SIA: Chip sales bounce in May

June 30, 2008 – Worldwide semiconductor sales rose a few percentage points in May — a historically strong month, as the build-up to prepare for back-to-school and holiday seasons begin — to $21.83B, up 2.8% from April and 7.5% from May 2007.

Through the first five months of 2008, sales are tracking at $103.4B, about 5.3% higher than the same period a year ago (a little better than the 4.3% YTD comparison in April).

As it has in previous months, the SIA also tallied its data minus the sluggish memory sectors, noting that without them semiconductor sales would have been about the same vs. the prior month (2.5% vs. April), but better than a year ago (12.5%). DRAM sales actually rose sequentially in May (6.4%) but were down from a year ago (-20%), while NAND sales improved over both periods (1.4% and 25.5% respectively).

Consumer-market trends are still driving electronics (and semiconductor) sales, but increasingly on a more global scale, noted SIA president George Scalise in a statement, citing data from JP Morgan.
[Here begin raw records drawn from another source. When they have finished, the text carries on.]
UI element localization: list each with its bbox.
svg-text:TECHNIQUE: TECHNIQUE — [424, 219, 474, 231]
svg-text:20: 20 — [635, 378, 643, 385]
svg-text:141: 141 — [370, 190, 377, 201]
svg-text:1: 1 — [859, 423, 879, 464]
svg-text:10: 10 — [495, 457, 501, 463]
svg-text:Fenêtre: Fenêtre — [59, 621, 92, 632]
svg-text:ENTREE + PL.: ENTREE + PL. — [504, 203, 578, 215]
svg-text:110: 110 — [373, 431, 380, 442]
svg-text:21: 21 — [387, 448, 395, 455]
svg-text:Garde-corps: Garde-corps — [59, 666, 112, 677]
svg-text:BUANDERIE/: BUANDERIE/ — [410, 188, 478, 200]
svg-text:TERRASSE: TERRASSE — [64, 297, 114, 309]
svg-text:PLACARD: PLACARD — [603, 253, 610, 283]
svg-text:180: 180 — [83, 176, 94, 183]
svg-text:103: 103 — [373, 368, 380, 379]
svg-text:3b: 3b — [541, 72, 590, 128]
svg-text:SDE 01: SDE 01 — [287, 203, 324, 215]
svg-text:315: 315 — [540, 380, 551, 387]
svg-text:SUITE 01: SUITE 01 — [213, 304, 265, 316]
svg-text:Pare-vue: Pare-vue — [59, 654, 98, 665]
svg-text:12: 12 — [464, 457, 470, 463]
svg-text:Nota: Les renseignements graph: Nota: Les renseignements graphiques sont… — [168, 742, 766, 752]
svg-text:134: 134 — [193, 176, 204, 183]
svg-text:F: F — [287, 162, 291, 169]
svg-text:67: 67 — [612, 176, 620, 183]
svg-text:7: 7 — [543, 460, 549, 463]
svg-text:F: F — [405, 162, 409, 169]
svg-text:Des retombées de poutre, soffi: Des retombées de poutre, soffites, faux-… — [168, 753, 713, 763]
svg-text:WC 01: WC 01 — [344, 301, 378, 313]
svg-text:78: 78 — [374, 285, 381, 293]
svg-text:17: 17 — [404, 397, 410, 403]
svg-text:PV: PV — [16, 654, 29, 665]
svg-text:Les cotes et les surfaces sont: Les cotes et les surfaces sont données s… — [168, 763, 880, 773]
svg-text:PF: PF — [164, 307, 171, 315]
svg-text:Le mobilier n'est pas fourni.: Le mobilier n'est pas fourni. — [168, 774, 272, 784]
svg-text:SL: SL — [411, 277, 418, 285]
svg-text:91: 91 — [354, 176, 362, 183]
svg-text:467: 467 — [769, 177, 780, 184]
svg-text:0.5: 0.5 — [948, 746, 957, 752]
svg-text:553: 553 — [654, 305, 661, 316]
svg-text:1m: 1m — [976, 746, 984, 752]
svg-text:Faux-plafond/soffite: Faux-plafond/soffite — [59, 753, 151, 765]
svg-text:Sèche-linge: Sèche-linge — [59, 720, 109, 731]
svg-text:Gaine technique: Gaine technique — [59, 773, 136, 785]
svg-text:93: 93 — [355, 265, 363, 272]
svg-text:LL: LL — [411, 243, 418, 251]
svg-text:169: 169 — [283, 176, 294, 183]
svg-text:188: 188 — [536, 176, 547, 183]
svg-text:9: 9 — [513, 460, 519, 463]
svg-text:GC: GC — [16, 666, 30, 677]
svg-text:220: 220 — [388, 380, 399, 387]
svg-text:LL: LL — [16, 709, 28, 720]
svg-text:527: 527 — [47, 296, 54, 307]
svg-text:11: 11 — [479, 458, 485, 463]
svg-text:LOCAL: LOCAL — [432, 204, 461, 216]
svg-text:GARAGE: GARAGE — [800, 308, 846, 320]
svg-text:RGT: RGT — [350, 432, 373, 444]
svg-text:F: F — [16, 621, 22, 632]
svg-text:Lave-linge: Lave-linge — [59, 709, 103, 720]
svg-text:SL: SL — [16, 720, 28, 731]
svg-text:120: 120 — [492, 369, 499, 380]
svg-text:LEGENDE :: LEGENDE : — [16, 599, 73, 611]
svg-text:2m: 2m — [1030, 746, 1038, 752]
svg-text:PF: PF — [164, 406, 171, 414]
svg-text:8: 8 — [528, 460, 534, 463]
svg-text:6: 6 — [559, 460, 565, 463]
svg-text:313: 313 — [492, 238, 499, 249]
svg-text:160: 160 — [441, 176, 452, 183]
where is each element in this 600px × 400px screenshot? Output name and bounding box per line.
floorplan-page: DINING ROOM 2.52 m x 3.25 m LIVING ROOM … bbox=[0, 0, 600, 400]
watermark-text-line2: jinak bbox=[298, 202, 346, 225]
A surge in energy prices, while causing concern in all global markets, has also opened up trade between OPEC nations and developing countries, particularly in Asia, which in turn has helped expand consumer markets in those countries, he said. Meanwhile, the US is increasingly less significant in terms of pure market-driving force, now accounting for less than a quarter of total consumer demand — e.g., just 21% of PC unit sales (vs. 31% not long ago) come from the US, and 13% of cell phone sales this year vs. 21% five years ago.

Memory chip unit demand “continues to be strong,” the SIA noted, pointing to estimates from Micron of a 50% surge in DRAM bit content/PC this year to ~2GB/box. And data from Credit Suisse suggests that DRAM capex is slowing this year to help rebalance supply/demand by year’s end.

A month or so after the federal “economic stimulus” payments were handed out to US consumers, it appears to have had a positive impact on consumer spending, SIA’s Scalise noted. “Despite reports of declining consumer confidence in the US, both disposable income and consumer spending rose in May,” he stated, and the distribution of checks for the stimulus and also tax rebates was likely a factor in increased consumer spending. Last month the SIA noted data from the Consumer Electronics Association hoping for an additional $5B in consumer electronic purchases from those “economic stimulus” payments, which by extrapolation meant an extra $1.1B in chip sales.